How to find all words that match a regex?

Question

This might have been asked before, but, I am unable to find a solution. Suppose my text is 'C:\\Windows\\system32\\cmd.exe /v /c hello cmd.exe' and I want to find and remove all words that has the regex r'cmd.exe'. The result must be: '/v /c hello'.

This is what I tried: First, I tried to find the indices of the words-boundaries so that I can remove them.
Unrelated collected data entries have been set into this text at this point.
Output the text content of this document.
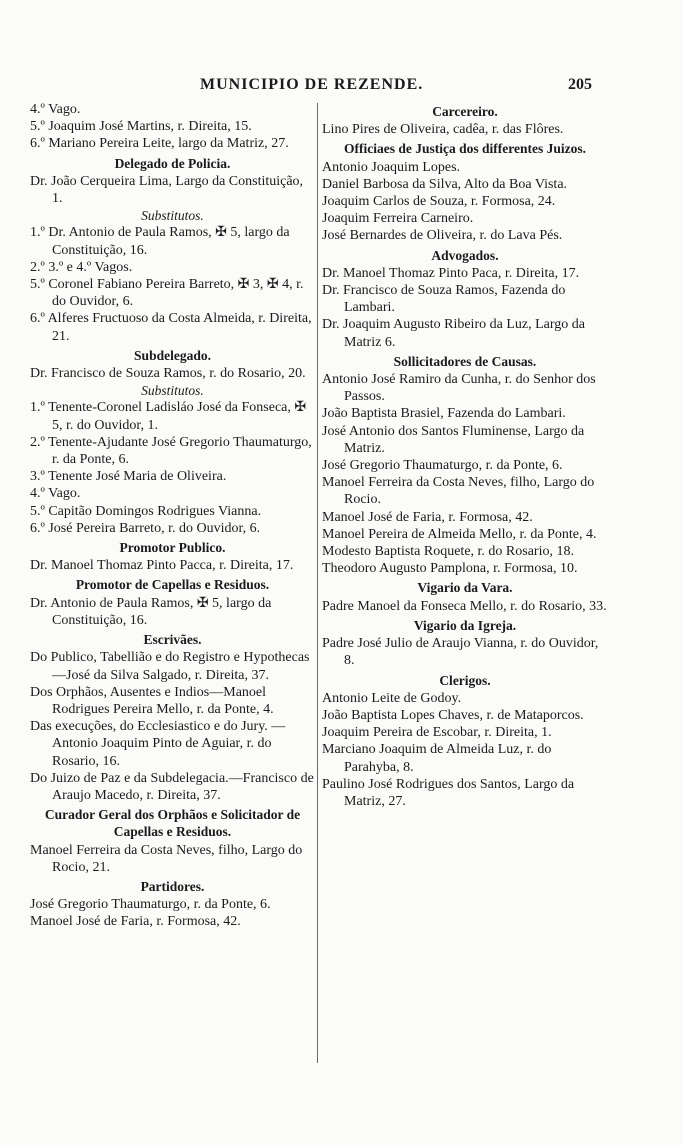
MUNICIPIO DE REZENDE.	205
4.º Vago.
5.º Joaquim José Martins, r. Direita, 15.
6.º Mariano Pereira Leite, largo da Matriz, 27.
Delegado de Policia.
Dr. João Cerqueira Lima, Largo da Constituição, 1.
Substitutos.
1.º Dr. Antonio de Paula Ramos, ✠ 5, largo da Constituição, 16.
2.º 3.º e 4.º Vagos.
5.º Coronel Fabiano Pereira Barreto, ✠ 3, ✠ 4, r. do Ouvidor, 6.
6.º Alferes Fructuoso da Costa Almeida, r. Direita, 21.
Subdelegado.
Dr. Francisco de Souza Ramos, r. do Rosario, 20.
Substitutos.
1.º Tenente-Coronel Ladisláo José da Fonseca, ✠ 5, r. do Ouvidor, 1.
2.º Tenente-Ajudante José Gregorio Thaumaturgo, r. da Ponte, 6.
3.º Tenente José Maria de Oliveira.
4.º Vago.
5.º Capitão Domingos Rodrigues Vianna.
6.º José Pereira Barreto, r. do Ouvidor, 6.
Promotor Publico.
Dr. Manoel Thomaz Pinto Pacca, r. Direita, 17.
Promotor de Capellas e Residuos.
Dr. Antonio de Paula Ramos, ✠ 5, largo da Constituição, 16.
Escrivães.
Do Publico, Tabellião e do Registro e Hypothecas—José da Silva Salgado, r. Direita, 37.
Dos Orphãos, Ausentes e Indios—Manoel Rodrigues Pereira Mello, r. da Ponte, 4.
Das execuções, do Ecclesiastico e do Jury. — Antonio Joaquim Pinto de Aguiar, r. do Rosario, 16.
Do Juizo de Paz e da Subdelegacia.—Francisco de Araujo Macedo, r. Direita, 37.
Curador Geral dos Orphãos e Solicitador de Capellas e Residuos.
Manoel Ferreira da Costa Neves, filho, Largo do Rocio, 21.
Partidores.
José Gregorio Thaumaturgo, r. da Ponte, 6.
Manoel José de Faria, r. Formosa, 42.
Carcereiro.
Lino Pires de Oliveira, cadêa, r. das Flôres.
Officiaes de Justiça dos differentes Juizos.
Antonio Joaquim Lopes.
Daniel Barbosa da Silva, Alto da Boa Vista.
Joaquim Carlos de Souza, r. Formosa, 24.
Joaquim Ferreira Carneiro.
José Bernardes de Oliveira, r. do Lava Pés.
Advogados.
Dr. Manoel Thomaz Pinto Paca, r. Direita, 17.
Dr. Francisco de Souza Ramos, Fazenda do Lambari.
Dr. Joaquim Augusto Ribeiro da Luz, Largo da Matriz 6.
Sollicitadores de Causas.
Antonio José Ramiro da Cunha, r. do Senhor dos Passos.
João Baptista Brasiel, Fazenda do Lambari.
José Antonio dos Santos Fluminense, Largo da Matriz.
José Gregorio Thaumaturgo, r. da Ponte, 6.
Manoel Ferreira da Costa Neves, filho, Largo do Rocio.
Manoel José de Faria, r. Formosa, 42.
Manoel Pereira de Almeida Mello, r. da Ponte, 4.
Modesto Baptista Roquete, r. do Rosario, 18.
Theodoro Augusto Pamplona, r. Formosa, 10.
Vigario da Vara.
Padre Manoel da Fonseca Mello, r. do Rosario, 33.
Vigario da Igreja.
Padre José Julio de Araujo Vianna, r. do Ouvidor, 8.
Clerigos.
Antonio Leite de Godoy.
João Baptista Lopes Chaves, r. de Mataporcos.
Joaquim Pereira de Escobar, r. Direita, 1.
Marciano Joaquim de Almeida Luz, r. do Parahyba, 8.
Paulino José Rodrigues dos Santos, Largo da Matriz, 27.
But, the indices I got was for the exact regular-expression...not for the whole matching word.

In [41]: [(m.start(0), m.end(0)) for m in re.finditer(r'\b\w*cmd.exe\w*\b', cmd)]
Out[41]: [(20, 27), (40, 47)]

In [42]: [(m.start(0), m.end(0)) for m in re.finditer(r'cmd.exe', cmd)]
Out[42]: [(20, 27), (40, 47)]

In [44]: result = re.findall(r'cmd.exe', cmd, re.I)

In [45]: result
Out[45]: ['cmd.exe', 'cmd.exe']. <-- I wanted ['C:\\Windows\\system32\\cmd.exe', 'cmd.exe']

In [48]: result = re.findall(r'cmd.exe|\bcmd.exe\b', cmd, re.I)

In [49]: result
Out[49]: ['cmd.exe', 'cmd.exe']

In short, how to get the whole word(s) that contains the substring/regex?

Answer 1

Not saying regex is bad*, but why not simply:

txt = 'C:\\Windows\\system32\\cmd.exe /v /c hello cmd.exe'
outcome = ' '.join([part for part in txt.split(' ') if not 'cmd.exe' in part])

which gives:

'/v /c hello'

*_{Some people, when confronted with a problem, think "I know, I'll use regular expressions." Now they have two problems.}

Answer 2

You may use this regex:

>>> s = r'C:\\Windows\\system32\\cmd.exe /v /c hello cmd.exe'
>>> print (re.sub(r'\S*cmd\.exe\S*\s*', '', s))
/v /c hello

RegEx Details:

• '\S*: Match 0 or more non-whitespace characters
• cmd\.exe: Match cmd.exe
• \S*: Match 0 or more non-whitespace characters
• \s*: Match 0 or more whitespace characters